In Kashmir, agriculture is still the mainstay of the economy, while tourism makes up about 7%.
Climate activist Nazish Qureshi wrote on Monday in The Nation, “By hosting G20 meetings in the contested territory, India not only legitimizes and advances its occupation but also shamelessly perpetuates the exploitation of the region’s abundant natural resources, putting its delicate ecology in jeopardy.”
Widespread deforestation, accelerated glacier melting, increased incidences of flash floods, landslides, and earthquakes, as well as increased water, air, and land pollution, including toxic hazardous waste, are already apparent effects of India’s actions in the area, according to Qureshi.

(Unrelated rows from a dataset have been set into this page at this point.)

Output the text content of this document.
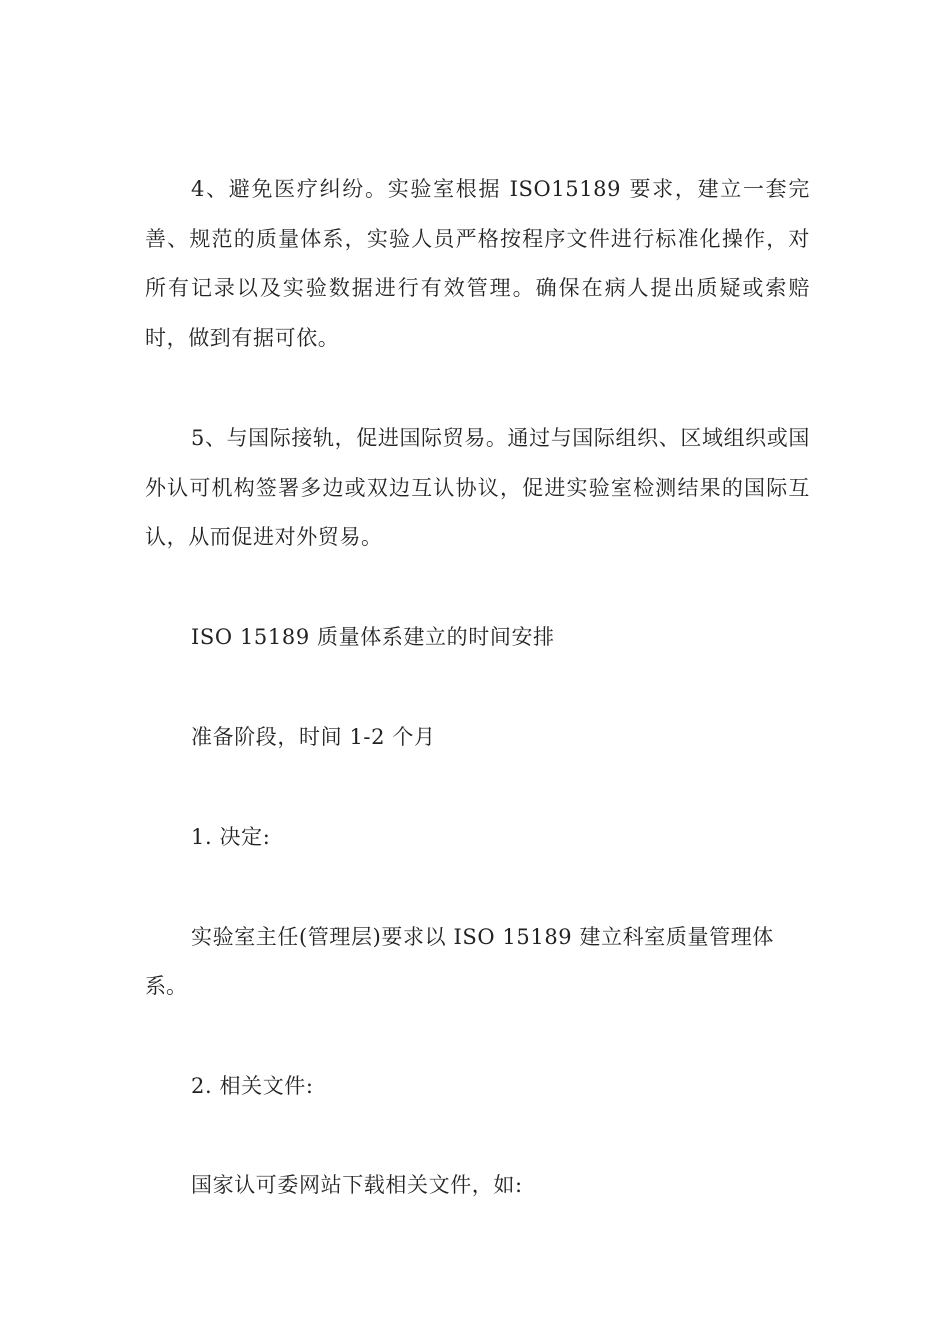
4、避免医疗纠纷。实验室根据 ISO15189 要求，建立一套完善、规范的质量体系，实验人员严格按程序文件进行标准化操作，对所有记录以及实验数据进行有效管理。确保在病人提出质疑或索赔时，做到有据可依。

5、与国际接轨，促进国际贸易。通过与国际组织、区域组织或国外认可机构签署多边或双边互认协议，促进实验室检测结果的国际互认，从而促进对外贸易。

ISO 15189 质量体系建立的时间安排

准备阶段，时间 1-2 个月

1. 决定:

实验室主任(管理层)要求以 ISO 15189 建立科室质量管理体

系。

2. 相关文件:

国家认可委网站下载相关文件，如:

The Indian government has also passed several new laws regarding land ownership and residency rights over the past two years, which has increased concerns that Delhi may manipulate the region’s demographics to suppress calls for freedom or self-determination.
A senior Indian diplomat predicted that Delhi would try to imitate the Israeli approach in Kashmir in 2019.
The Indian government’s “repressive policies and failure to investigate and prosecute alleged security force abuses have increased insecurity among Kashmiris,” according to a report by Human Rights Watch published in 2022.